Der Band 1 umfasst sieben Kapitel, in denen die Entwicklung der ökonomischen Theorien von Klassik und Marxismus ebenso dargestellt wird wie die ersten Ansätze zu einer Dezentralisierung des Kapitals bei den Frühsozialisten, Pierre Proudhon und John Stuart Mill. Der Band 1 enthält auch eine Darstellung der nichtmarxistischen-bürgerlichen Kapitalismuskritik von Soziologen wie Max Weber, Georg Simmel und Werner Sombart sowie eine Übersicht über unorthodoxe Denkansätze, die in Anknüpfung an Proudhon und Mill deren Gedanken zur Dezentralisierung des Kapitals durch Geld- und Bodenreformen weiterentwickelten und die nach einer ebenso freiheitlichen wie gerechten Alternative zu Kapitalismus und Kommunismus suchten.
Aus der Perspektive dieser Refomansätze werden in Band 2 die Hauptströmungen in der Bürgerlich-kapitalistischen und der marxistischen Ökonomie während der 1920er bis 1940er Jahren dargestellt. Im Focus stehen hier die Theorien der Neoklassik, des Organisierten Kapitalismus von Rudolf Hilfering und Fritz Naphtali, von Joseph A. Schumpeter, John Maynard Keynes und Karl Polanyi sowie einer Auseinandersetzung mit der Wirtschaftsideologie des Nationalsozialismus. Außerdem werden in diesem Band die Theorien des Ordoliberalismus und der Small-is-beautiful-Bewegung dargestellt, die das Ziel einer Dezentralisierung der Wirtschaft eigenständig und unabhängig von ihren Vorläuferbewegungen anstreben - aber es letztlich noch verfehlten. Schließlich werden der globale Aufstieg des modernen Finanzmarktkapitalismus und die kritischen Gegenbewegungen einschließlich der Bewegungen der Mitarbeiterunternehmen im Westen und der Arbeiterselbstverwaltung im ehemaligen Jugoslawien dargestellt.

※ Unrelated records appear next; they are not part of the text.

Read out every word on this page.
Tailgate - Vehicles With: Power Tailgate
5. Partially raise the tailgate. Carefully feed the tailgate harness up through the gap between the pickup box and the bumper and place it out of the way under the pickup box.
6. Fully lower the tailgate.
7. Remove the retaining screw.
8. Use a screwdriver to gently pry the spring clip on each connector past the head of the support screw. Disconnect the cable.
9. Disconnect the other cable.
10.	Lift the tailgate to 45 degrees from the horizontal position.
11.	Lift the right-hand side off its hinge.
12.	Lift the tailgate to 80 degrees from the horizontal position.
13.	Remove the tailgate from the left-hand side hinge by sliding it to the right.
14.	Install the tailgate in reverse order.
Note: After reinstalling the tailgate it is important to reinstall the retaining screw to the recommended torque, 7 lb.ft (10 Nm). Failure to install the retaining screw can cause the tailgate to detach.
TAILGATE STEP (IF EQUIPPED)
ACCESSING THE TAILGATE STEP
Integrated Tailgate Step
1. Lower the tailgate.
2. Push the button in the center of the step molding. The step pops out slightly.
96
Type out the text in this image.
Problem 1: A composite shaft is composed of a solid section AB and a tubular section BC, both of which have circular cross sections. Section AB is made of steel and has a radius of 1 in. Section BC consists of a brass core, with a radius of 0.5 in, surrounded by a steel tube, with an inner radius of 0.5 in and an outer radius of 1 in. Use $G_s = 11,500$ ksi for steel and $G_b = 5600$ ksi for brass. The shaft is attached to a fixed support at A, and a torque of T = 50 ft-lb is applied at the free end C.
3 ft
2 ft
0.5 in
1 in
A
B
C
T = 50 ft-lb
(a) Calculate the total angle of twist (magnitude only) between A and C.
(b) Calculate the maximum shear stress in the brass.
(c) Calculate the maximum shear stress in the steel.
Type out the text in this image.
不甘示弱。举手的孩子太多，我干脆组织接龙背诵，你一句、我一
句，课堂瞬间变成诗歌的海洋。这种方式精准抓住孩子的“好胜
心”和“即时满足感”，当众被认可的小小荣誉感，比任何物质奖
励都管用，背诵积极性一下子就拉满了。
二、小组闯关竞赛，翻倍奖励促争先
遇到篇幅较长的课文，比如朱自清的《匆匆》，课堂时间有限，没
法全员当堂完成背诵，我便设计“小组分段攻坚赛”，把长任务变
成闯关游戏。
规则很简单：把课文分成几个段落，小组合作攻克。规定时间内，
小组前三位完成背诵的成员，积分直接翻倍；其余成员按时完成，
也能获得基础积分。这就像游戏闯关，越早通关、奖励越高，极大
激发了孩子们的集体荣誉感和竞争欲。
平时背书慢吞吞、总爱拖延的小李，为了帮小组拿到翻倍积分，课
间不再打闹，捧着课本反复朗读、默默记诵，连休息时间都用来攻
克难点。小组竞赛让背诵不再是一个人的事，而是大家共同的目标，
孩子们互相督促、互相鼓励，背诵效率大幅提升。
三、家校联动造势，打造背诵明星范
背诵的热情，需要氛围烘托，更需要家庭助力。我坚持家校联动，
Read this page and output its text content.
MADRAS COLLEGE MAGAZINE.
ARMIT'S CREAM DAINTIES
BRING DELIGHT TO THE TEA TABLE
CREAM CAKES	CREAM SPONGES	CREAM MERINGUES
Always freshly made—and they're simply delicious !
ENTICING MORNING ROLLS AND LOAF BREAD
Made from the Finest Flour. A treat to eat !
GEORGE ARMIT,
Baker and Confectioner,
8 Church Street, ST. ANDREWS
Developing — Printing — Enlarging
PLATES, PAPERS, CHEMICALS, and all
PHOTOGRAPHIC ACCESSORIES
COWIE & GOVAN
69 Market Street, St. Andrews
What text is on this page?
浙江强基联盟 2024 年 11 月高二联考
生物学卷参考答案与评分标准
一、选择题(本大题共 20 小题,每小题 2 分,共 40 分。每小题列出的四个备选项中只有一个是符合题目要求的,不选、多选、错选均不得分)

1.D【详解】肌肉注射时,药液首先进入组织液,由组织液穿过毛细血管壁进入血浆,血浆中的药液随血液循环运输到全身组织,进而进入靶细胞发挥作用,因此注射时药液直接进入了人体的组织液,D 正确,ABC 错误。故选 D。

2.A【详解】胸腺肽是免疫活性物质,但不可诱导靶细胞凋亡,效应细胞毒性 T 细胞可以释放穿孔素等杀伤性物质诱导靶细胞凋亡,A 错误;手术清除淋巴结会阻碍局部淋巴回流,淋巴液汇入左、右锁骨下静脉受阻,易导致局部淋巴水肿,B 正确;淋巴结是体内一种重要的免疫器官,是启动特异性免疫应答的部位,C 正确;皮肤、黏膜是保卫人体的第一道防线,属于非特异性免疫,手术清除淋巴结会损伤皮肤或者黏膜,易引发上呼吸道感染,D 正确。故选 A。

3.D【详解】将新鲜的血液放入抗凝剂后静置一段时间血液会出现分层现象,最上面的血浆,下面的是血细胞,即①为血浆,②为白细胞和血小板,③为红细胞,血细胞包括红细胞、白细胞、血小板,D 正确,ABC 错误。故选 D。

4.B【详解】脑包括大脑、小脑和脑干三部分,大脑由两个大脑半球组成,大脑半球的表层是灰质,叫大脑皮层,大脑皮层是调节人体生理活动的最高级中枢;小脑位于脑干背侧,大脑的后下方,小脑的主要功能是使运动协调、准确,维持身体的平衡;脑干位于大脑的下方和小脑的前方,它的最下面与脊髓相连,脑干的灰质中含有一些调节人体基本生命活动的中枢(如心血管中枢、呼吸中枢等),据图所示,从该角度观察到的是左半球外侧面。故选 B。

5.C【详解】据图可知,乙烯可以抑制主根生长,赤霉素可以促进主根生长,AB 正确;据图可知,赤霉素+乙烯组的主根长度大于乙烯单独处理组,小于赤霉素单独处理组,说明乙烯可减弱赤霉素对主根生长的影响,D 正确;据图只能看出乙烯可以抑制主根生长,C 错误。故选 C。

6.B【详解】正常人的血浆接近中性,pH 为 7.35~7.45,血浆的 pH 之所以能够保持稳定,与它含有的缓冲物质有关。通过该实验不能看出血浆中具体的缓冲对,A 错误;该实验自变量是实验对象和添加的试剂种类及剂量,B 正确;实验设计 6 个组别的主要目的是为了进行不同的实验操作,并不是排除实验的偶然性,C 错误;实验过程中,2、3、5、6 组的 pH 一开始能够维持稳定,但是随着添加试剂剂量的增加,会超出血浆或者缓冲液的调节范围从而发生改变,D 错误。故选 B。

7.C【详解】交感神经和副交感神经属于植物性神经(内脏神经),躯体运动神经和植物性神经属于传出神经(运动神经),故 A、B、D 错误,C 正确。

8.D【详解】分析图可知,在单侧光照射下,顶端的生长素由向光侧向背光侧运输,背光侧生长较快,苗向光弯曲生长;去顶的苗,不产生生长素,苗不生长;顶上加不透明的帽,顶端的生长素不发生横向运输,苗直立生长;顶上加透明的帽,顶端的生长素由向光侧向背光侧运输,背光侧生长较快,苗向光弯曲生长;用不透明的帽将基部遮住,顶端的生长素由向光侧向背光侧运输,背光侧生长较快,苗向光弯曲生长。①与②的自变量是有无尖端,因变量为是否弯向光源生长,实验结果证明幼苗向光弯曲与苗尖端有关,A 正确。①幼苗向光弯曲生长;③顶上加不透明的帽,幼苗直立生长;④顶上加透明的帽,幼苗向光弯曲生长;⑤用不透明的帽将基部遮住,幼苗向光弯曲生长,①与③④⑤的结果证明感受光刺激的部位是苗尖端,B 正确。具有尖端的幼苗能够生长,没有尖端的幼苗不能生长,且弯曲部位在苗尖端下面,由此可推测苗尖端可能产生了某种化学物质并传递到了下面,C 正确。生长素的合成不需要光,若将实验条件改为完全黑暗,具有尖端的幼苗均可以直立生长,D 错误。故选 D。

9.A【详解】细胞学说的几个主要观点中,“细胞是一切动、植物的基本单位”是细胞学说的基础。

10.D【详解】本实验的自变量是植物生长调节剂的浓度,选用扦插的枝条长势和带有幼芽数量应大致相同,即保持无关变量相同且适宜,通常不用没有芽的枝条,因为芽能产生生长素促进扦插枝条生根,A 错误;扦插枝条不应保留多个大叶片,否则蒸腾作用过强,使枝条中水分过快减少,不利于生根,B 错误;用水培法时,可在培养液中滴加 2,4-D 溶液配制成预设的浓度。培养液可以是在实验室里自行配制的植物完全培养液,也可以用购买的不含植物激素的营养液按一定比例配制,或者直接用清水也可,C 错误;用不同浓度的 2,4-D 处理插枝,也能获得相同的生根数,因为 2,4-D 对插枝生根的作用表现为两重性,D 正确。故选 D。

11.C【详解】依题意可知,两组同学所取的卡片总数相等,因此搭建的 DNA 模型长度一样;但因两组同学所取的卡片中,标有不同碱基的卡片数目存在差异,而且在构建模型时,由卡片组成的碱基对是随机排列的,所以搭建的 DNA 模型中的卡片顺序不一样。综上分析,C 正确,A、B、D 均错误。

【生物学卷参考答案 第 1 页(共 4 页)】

Im Band 3 geht es um den Versuch, sich in der unübersichtlich gewordenen Gegenwart mit besonderer Berücksichtigung der neueren Negativzinsentwicklung zu orientieren und anhand ausgewählter Beispiele Blicke auf das weite Spektrum von linksintellektuellen und dumpfe rechtspopulistischen Gegenpositionen zur globalisierten kapitalistischen Marktwirtschaft zu werfen und die Reformen von Geld- und Bodenordung sowie Unternehmensverfassung in der Mitte dieses Spektrums zu verorten. Im Anschluss daran wird der gegenwärtige Stand der Diskussion über die "Realutopie einer Marktwirtschaft ohne Kapitalismus" dargestellt. Und zu guter Letzt geht es um ihre demokratietheoretischen Implikationen, um einen Bezug zu neueren Transformationstheorien und um die Frage, ob die gegenwärtige Corona-Pandemie auch eine Chance für die notwendige systemische Transformation in eine zweite Moderne sein könnte.